Tak terasa, Serda Supriadi kini sudah menjalani perawatan kurang lebih 2,5
tahun, sejak ia mendapatkan musibah pada 3 November 2000. Musibah itu
terjadi akibat tembakan oleh pemberontak GAM sehingga melukai paha dan
tangannya yang cukup parah. Prajurit yang pernah mengikuti anggota Ton
Tangkas tingkat Kodam dan pernah meraih juara umum ini terlihat tegar dalam
menghadapi kehidupan. "Saya ikhlas menerima musibah ini, karena ini
merupakan resiko sebagai prajurit di medan operasi," ungkapnya.

Dihadang GAM

Kronologi musibah yang terjadi pada Supriadi, bermula saat dia bersama
rekan-rekannya yang terdiri atas 3 kelompok, mendapat perintah dari
pimpinannya untuk mengambil logistik dan uang lauk pauk (ULP) dari Korem.
Setiap kelompok, jumlahnya 8 orang personel dengan masing-masing kelompok
dilengkapi mobil Kijang. "Ketika pulang, setelah kami mengambil ULP,
tiba-tiba di tempat pada posisi ketinggian tepatnya di Desa Pulau Rungkum,
Lhok Seumawe, Aceh Utara, dihadang oleh kurang lebih 50 orang pemberontak
GAM," tuturnya.

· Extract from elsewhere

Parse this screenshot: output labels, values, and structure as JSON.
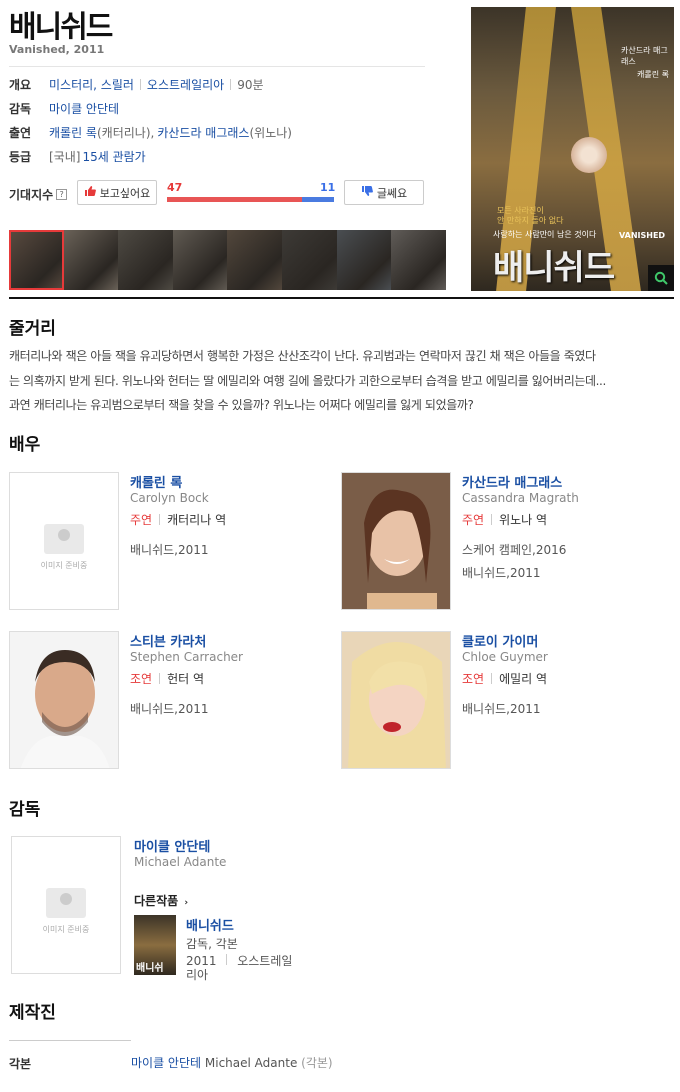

Ia menambahkan, akibat hadangan tersebut membuat rombongan
terdesak, sehingga tidak bisa melakukan tembakan balasan secara maksimal.
Setelah bertahan beberapa saat, akhirnya kelompok pemberontak GAM melarikan
diri. "Saat itu timbul korban yang gugur yaitu Kopral Muzakudin dan Prada
Hendrik, sedangkan saya terkena tembakan sehingga melukai paha kanan dan
tangan saya," kisahnya dengan bersemangat. Karena lukanya cukup parah saat
itu juga, dia dievakuasi ke RS Putri Hijau, Medan dan sempat dirawat selama
7 bulan. Berhubung lukanya tak kunjung sembuh dan kesehatannya terus
menurun, maka akhirnya ia dibawa ke RSGS Jakarta untuk perawatan yang lebih
intensif lagi. Saat ini kondisinya memang masih memprihatinkan, karena luka
tembak yang mengakibatkan kakinya semakin mengecil dan membusuk, bahkan
jari-jari kaki kanannya putus serta syarafnya tak lagi berfungsi. "Bagi saya
ini adalah sudah suratan dan sebagai resiko tugas seorang prajurit. Tapi
saya tetap bangga, karena tugas untuk Nusa dan Bangsa". tegasnya. Mengakhiri
percakapan de-ngan Patriot, ia berharap agar Pimpinan TNI memberi perhatian
yang cukup bagi prajurit yang mengalami musibah dalam penugasan operasi.